Test 26 passed, but took 112ms (less than 30fps)
Test 71 failed: expected '1' but got '2' - wrong number of children in HEAD (first test)
Test 75 failed: anim.beginElement is not a function
Test 76 failed: expected '0' but got '100' - Incorrect animVal value after svg animation.
Test 77 failed: expected '4776' but got '5560' - getComputedTextLength failed.
Test 78 failed: expected '90' but got '0' - getRotationOfChar(0) failed.
Test 79 failed: expected '34' but got '33' - SVGSVGTextElement.getNumberOfChars() incorrect
Total elapsed time: 0.69s
Note that one of the results is a performance score, not a fail. Performance depends on your hardware speed and this type of graphic rendering depends especially on your graphics chip. I watched processor usage during the test and the test used just 10% of one CPU. The test used only a tiny fraction of the available memory. There was no disk activity. The remaining delay would have to be the graphic chip. This test was on a machine using the built in graphic chip. The built in chips are consistently slow because they have to share memory plus they make everything else slow.

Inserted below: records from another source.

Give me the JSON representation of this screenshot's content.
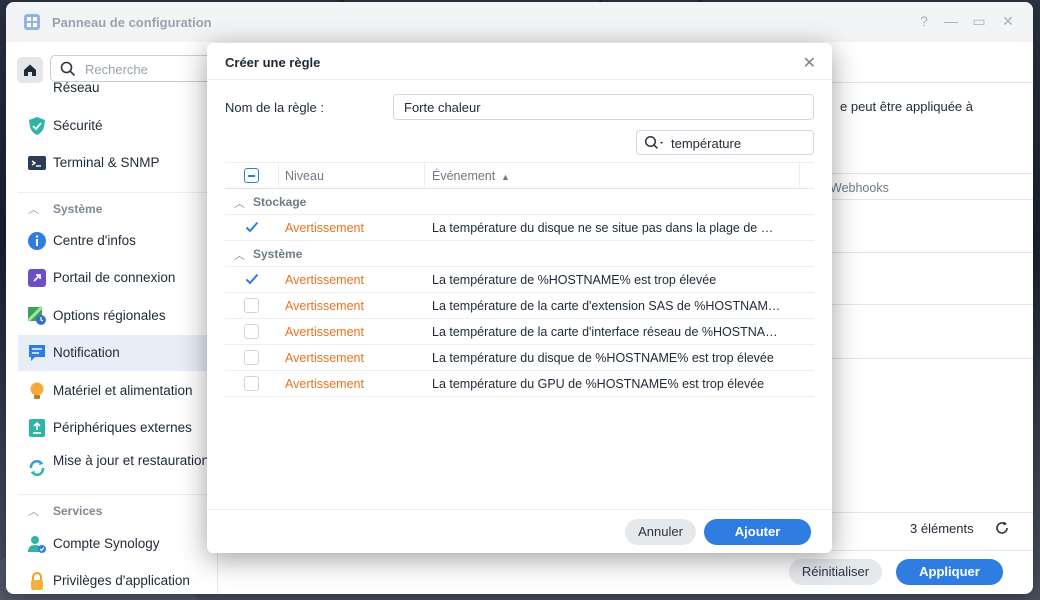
{
  "window": {
    "title": "Panneau de configuration",
    "controls": [
      "?",
      "—",
      "▭",
      "✕"
    ]
  },
  "sidebar": {
    "search_placeholder": "Recherche",
    "partial_top_label": "Réseau",
    "items_top": [
      {
        "label": "Sécurité",
        "icon": "shield-icon"
      },
      {
        "label": "Terminal & SNMP",
        "icon": "terminal-icon"
      }
    ],
    "section_system": "Système",
    "items_system": [
      {
        "label": "Centre d'infos",
        "icon": "info-icon"
      },
      {
        "label": "Portail de connexion",
        "icon": "login-portal-icon"
      },
      {
        "label": "Options régionales",
        "icon": "regional-options-icon"
      },
      {
        "label": "Notification",
        "icon": "notification-icon"
      },
      {
        "label": "Matériel et alimentation",
        "icon": "hardware-power-icon"
      },
      {
        "label": "Périphériques externes",
        "icon": "external-devices-icon"
      },
      {
        "label": "Mise à jour et restauration",
        "icon": "update-restore-icon"
      }
    ],
    "section_services": "Services",
    "items_services": [
      {
        "label": "Compte Synology",
        "icon": "synology-account-icon"
      },
      {
        "label": "Privilèges d'application",
        "icon": "app-privileges-icon"
      }
    ]
  },
  "background": {
    "text_partial": "e peut être appliquée à",
    "webhooks_label": "Webhooks",
    "count_label": "3 éléments",
    "reset_button": "Réinitialiser",
    "apply_button": "Appliquer"
  },
  "dialog": {
    "title": "Créer une règle",
    "rule_name_label": "Nom de la règle :",
    "rule_name_value": "Forte chaleur",
    "filter_value": "température",
    "columns": {
      "level": "Niveau",
      "event": "Événement"
    },
    "groups": [
      {
        "name": "Stockage",
        "rows": [
          {
            "checked": true,
            "level": "Avertissement",
            "event": "La température du disque ne se situe pas dans la plage de …"
          }
        ]
      },
      {
        "name": "Système",
        "rows": [
          {
            "checked": true,
            "level": "Avertissement",
            "event": "La température de %HOSTNAME% est trop élevée"
          },
          {
            "checked": false,
            "level": "Avertissement",
            "event": "La température de la carte d'extension SAS de %HOSTNAM…"
          },
          {
            "checked": false,
            "level": "Avertissement",
            "event": "La température de la carte d'interface réseau de %HOSTNA…"
          },
          {
            "checked": false,
            "level": "Avertissement",
            "event": "La température du disque de %HOSTNAME% est trop élevée"
          },
          {
            "checked": false,
            "level": "Avertissement",
            "event": "La température du GPU de %HOSTNAME% est trop élevée"
          }
        ]
      }
    ],
    "cancel_button": "Annuler",
    "add_button": "Ajouter"
  },
  "colors": {
    "accent": "#2f7de1",
    "warning": "#e8731e",
    "active_item_bg": "#e7eef8"
  }
}
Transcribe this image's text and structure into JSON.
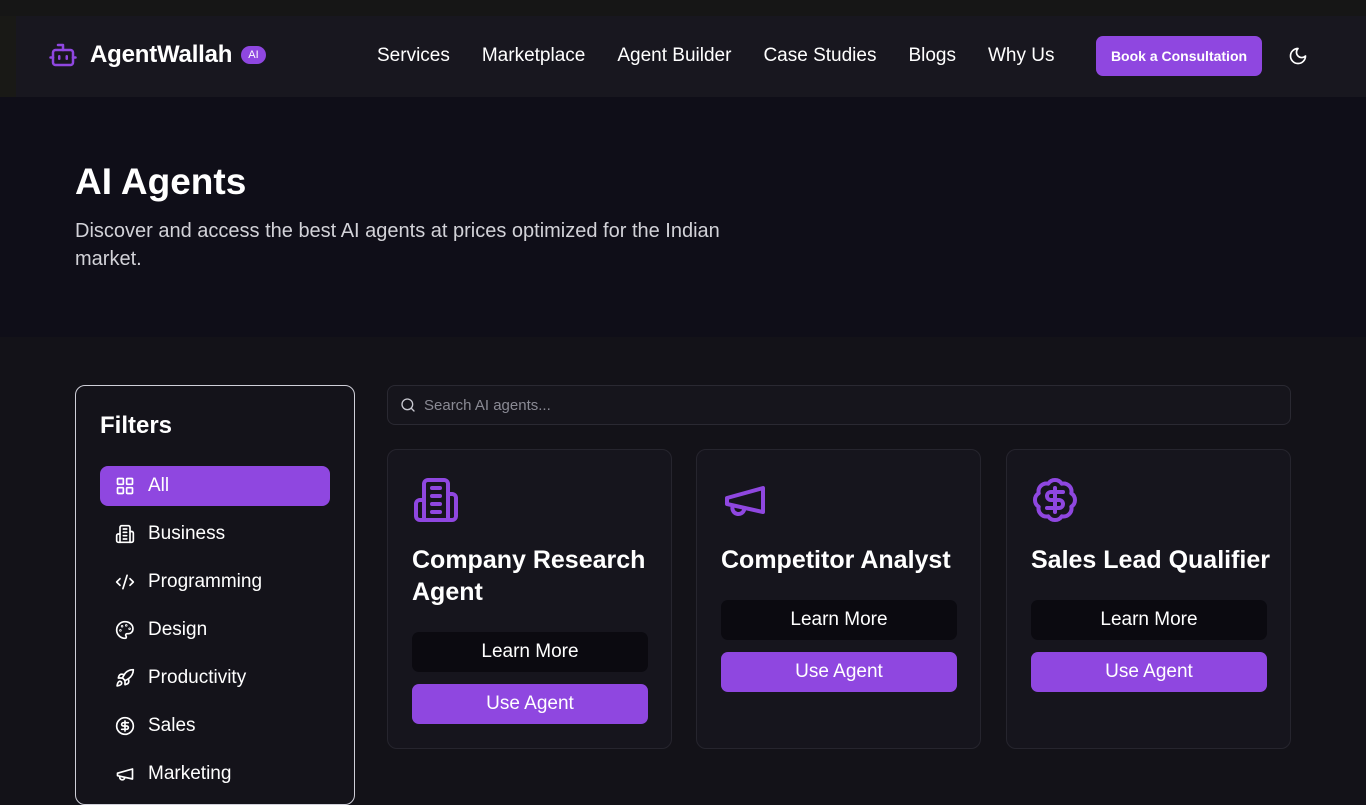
{
  "brand": {
    "name": "AgentWallah",
    "badge": "AI",
    "accent": "#8f47e0"
  },
  "nav": {
    "links": [
      "Services",
      "Marketplace",
      "Agent Builder",
      "Case Studies",
      "Blogs",
      "Why Us"
    ],
    "cta": "Book a Consultation",
    "theme_icon": "moon-icon"
  },
  "hero": {
    "title": "AI Agents",
    "subtitle": "Discover and access the best AI agents at prices optimized for the Indian market."
  },
  "filters": {
    "title": "Filters",
    "items": [
      {
        "label": "All",
        "icon": "grid-icon",
        "active": true
      },
      {
        "label": "Business",
        "icon": "building-icon"
      },
      {
        "label": "Programming",
        "icon": "code-icon"
      },
      {
        "label": "Design",
        "icon": "palette-icon"
      },
      {
        "label": "Productivity",
        "icon": "rocket-icon"
      },
      {
        "label": "Sales",
        "icon": "dollar-circle-icon"
      },
      {
        "label": "Marketing",
        "icon": "megaphone-icon"
      }
    ]
  },
  "search": {
    "placeholder": "Search AI agents..."
  },
  "cards": [
    {
      "title": "Company Research Agent",
      "icon": "building-icon",
      "learn_more": "Learn More",
      "use_agent": "Use Agent"
    },
    {
      "title": "Competitor Analyst",
      "icon": "megaphone-icon",
      "learn_more": "Learn More",
      "use_agent": "Use Agent"
    },
    {
      "title": "Sales Lead Qualifier",
      "icon": "dollar-badge-icon",
      "learn_more": "Learn More",
      "use_agent": "Use Agent"
    }
  ]
}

Why replace Internet Explorer with Firefox?
I replaced Microsoft's Internet Explorer with Firefox because I was tired of Internet Explorer doing stupid things.
Internet Explorer has a lot of default actions that are stupid, dangerous, or both. Internet Explorer looks as if it was built by a marketing team to dazzle buyers. There seems to be no attempt at making Internet Explorer either reliable or secure or to work with the Internet standards. Early versions of Internet Explorer let you turn off stupid behaviour but in each release the options were buried deeper. Now Internet Explorer's options are so complex and obtuse that it is impossible to know if the settings will make the product safe.
There is a rumour that Internet Explorer 8 will be changed to comply with standards by default but nothing in writing and no one has tested the change because a/ IE 8 arrived defaulting to not comply with standards, and b/ IE automatically switches to silly-guessing-mode the instant IE cannot understand something in your Web page. There is no suggestion that Microsoft will supply a way to lock IE into the standards mode.
Over the last few years the security patches for Internet Explorer were simply copies of the default settings used in Firebird. You might as well start with Firebird and be 6 to 12 months ahead of IE.
Firefox is the standard for Web browser safety. If you are asking Microsoft about the safety and security of Internet Explorer, ask them
Is it as safe as Firefox?.
Firefox is built to work reliably and safely. If you do not build in security holes, you do not have to apply security patches. The basic download of Firefox does less than Internet Explorer but what it does do, it does reliably and safely. Firefox with a small selection of popular add on modules does more than IE and still it does reliably and safely.
Less is More
One person estimated that more than sixty percent of Internet Explorer's code is to fix up mistakes made in earlier versions of IE. Every IE tries guess what Web side developers want and often makes stupid assumptions. The next IE has to fix the mistakes but then bloats out with code that tries to make IE work both the correct way and the way it worked previously. Web site developers have to perform unnatural HTML acts to make their site work with one release of IE and then have to remove the unnatural stuff for the next release of IE but then have to put some of the errors back in because the new IE only half fixed the problems.
Firefox does the right thing with HTML the first time around and only corrects a small number of obvious HTML errors where they do not conflict with the standard. They put less in to the code so you get more reliability, Web site developers get less problems, and you get easier viewing of Web pages. You might find the odd page looks weird in Firefox because the page contains errors designed to counteract errors in one specific release of Internet Explorer but those pages are disappearing because smart Web site developers now test with Firefox.
Software Licence Agreement
Firefox is so free that they do not worry about a software license agreement. One less step to worry about during the installation.